Le chancelier allemand Friedrich Merz a déclaré vendredi que certains parlementaires américains ne mesurent pas l’ampleur du réarmement massif entrepris par la Russie depuis le début de la guerre en Ukraine. Cette critique intervient au lendemain de sa rencontre avec le président Donald Trump à la Maison Blanche, lors de laquelle il a plaidé pour un maintien de l’engagement américain envers l’OTAN.

« J’ai rencontré quelques sénateurs au Capitole et je leur ai dit de bien vouloir examiner le réarmement que la Russie est en train de faire. Ils n’ont clairement aucune idée de ce qui se passe là-bas en ce moment », a affirmé Merz, lors d’un discours à la Journée des entrepreneurs familiaux allemands à Berlin. Il n’a pas précisé quels élus étaient visés.

Depuis son invasion à grande échelle de l’Ukraine en février 2022, la Russie a réorienté son industrie de défense vers une production en continu, 24 heures sur 24, et a renforcé sa coopération militaire avec la Corée du Nord et l’Iran. Elle prévoit de porter son budget militaire à un niveau record de 13 500 milliards de roubles en 2025, absorbant près d’un tiers de l’ensemble de ses dépenses publiques. Moscou nie cependant toute volonté d’attaquer un membre de l’OTAN, affirmant agir pour se défendre contre un Occident perçu comme menaçant.

Friedrich Merz, arrivé au pouvoir en mai, fait partie des dirigeants européens qui cherchent à rassurer Trump quant à l’engagement de l’Europe envers sa propre défense. Lors de leur rencontre, le président américain a rejeté catégoriquement l’idée d’un retrait des États-Unis de l’OTAN, ce qui a été salué par Merz comme un signal positif.

Déjà, l’Allemagne a considérablement relevé ses dépenses militaires depuis l’invasion russe, et Merz a réussi à faire modifier la constitution allemande pour exclure ces investissements des règles strictes d’endettement.

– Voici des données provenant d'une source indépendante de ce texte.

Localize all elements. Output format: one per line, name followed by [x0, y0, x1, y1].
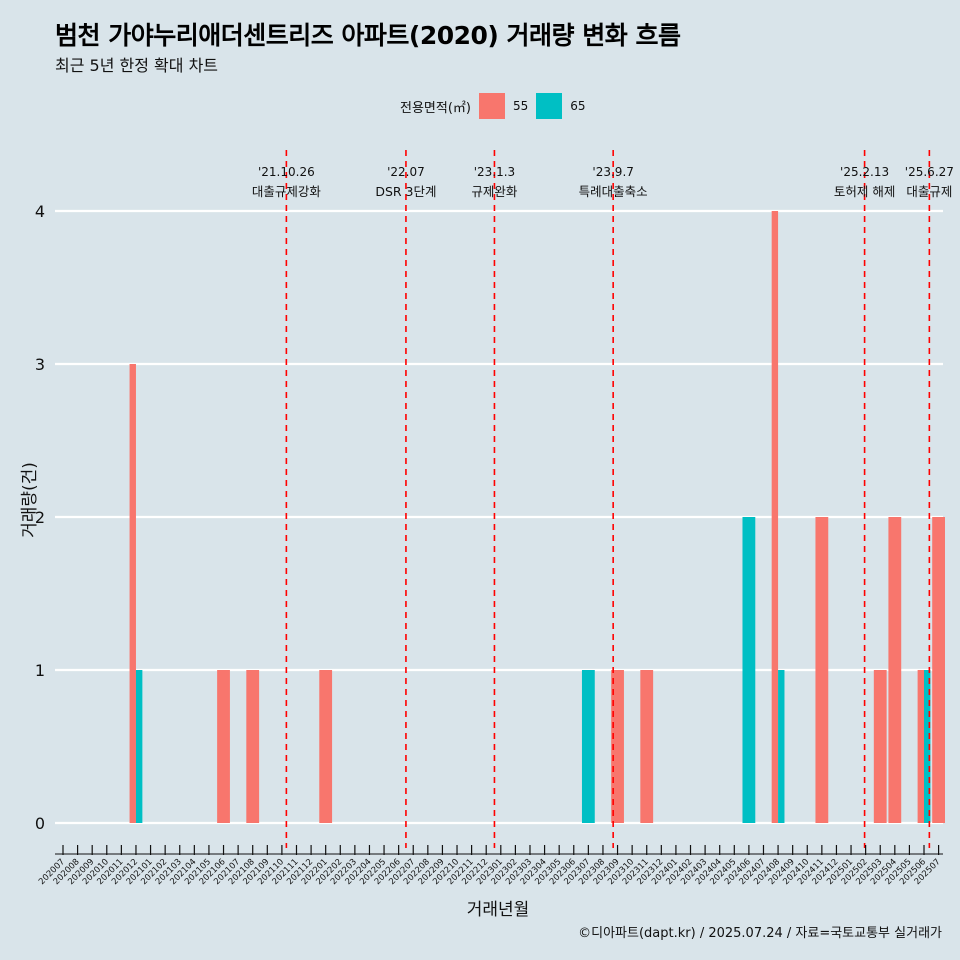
legend-title: 전용면적(㎡)	[400, 100, 471, 116]
bar-65-202307	[581, 670, 595, 823]
x-axis-title: 거래년월	[467, 900, 530, 920]
bar-65-202506	[924, 670, 931, 823]
y-axis-title: 거래량(건)	[20, 462, 40, 538]
event-text-label-4: 토허제 해제	[834, 184, 895, 199]
bar-55-202408	[771, 211, 779, 823]
y-tick-label-4: 4	[35, 202, 45, 221]
y-tick-label-2: 2	[35, 508, 45, 527]
bar-55-202201	[319, 670, 333, 823]
event-text-label-5: 대출규제	[906, 184, 952, 199]
chart-subtitle: 최근 5년 한정 확대 차트	[55, 56, 219, 75]
bar-55-202506	[917, 670, 925, 823]
bar-55-202309	[611, 670, 624, 823]
bar-65-202408	[778, 670, 785, 823]
bar-55-202503	[873, 670, 887, 823]
caption: ©디아파트(dapt.kr) / 2025.07.24 / 자료=국토교통부 실…	[578, 926, 942, 941]
legend-label-65: 65	[570, 99, 586, 113]
bar-65-202012	[135, 670, 143, 823]
event-date-label-0: '21.10.26	[258, 165, 315, 179]
bar-55-202504	[888, 517, 902, 823]
event-date-label-1: '22.07	[387, 165, 425, 179]
legend-key-65	[536, 93, 563, 119]
event-text-label-3: 특례대출축소	[579, 184, 648, 199]
bar-55-202311	[640, 670, 654, 823]
bar-55-202507	[932, 517, 945, 823]
y-tick-label-0: 0	[35, 814, 45, 833]
plot-panel	[55, 150, 943, 848]
y-tick-label-1: 1	[35, 661, 45, 680]
event-text-label-0: 대출규제강화	[252, 184, 322, 199]
event-date-label-4: '25.2.13	[840, 165, 889, 179]
legend: 전용면적(㎡) 55 65	[400, 92, 594, 120]
event-text-label-2: 규제완화	[471, 184, 518, 199]
bar-65-202406	[742, 517, 756, 823]
event-text-label-1: DSR 3단계	[375, 184, 436, 199]
bar-55-202108	[246, 670, 260, 823]
legend-label-55: 55	[512, 99, 529, 113]
event-date-label-2: '23.1.3	[474, 165, 515, 179]
chart-title: 범천 가야누리애더센트리즈 아파트(2020) 거래량 변화 흐름	[55, 21, 681, 50]
bar-55-202106	[217, 670, 230, 823]
bar-55-202411	[815, 517, 829, 823]
event-date-label-3: '23.9.7	[592, 165, 633, 179]
legend-key-55	[478, 93, 505, 119]
bar-55-202012	[129, 364, 136, 823]
event-date-label-5: '25.6.27	[905, 165, 954, 179]
y-tick-label-3: 3	[35, 355, 45, 374]
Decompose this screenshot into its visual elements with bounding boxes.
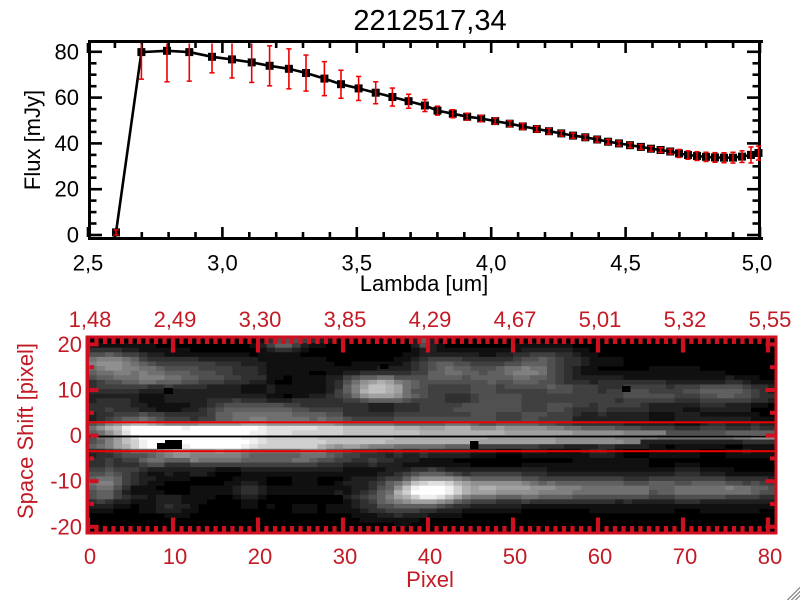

Il a également promis d’y ajouter 1,5 % du PIB pour des infrastructures à usage militaire et civil, en ligne avec les exigences de Trump, qui appelle à porter les dépenses de défense des membres de l’alliance à 5 % du PIB.

« Que cela nous plaise ou non, nous resterons dépendants des États-Unis… pendant encore longtemps », a conclu le chancelier, réaffirmant ainsi l’importance de l’alliance transatlantique face aux ambitions militaires du Kremlin.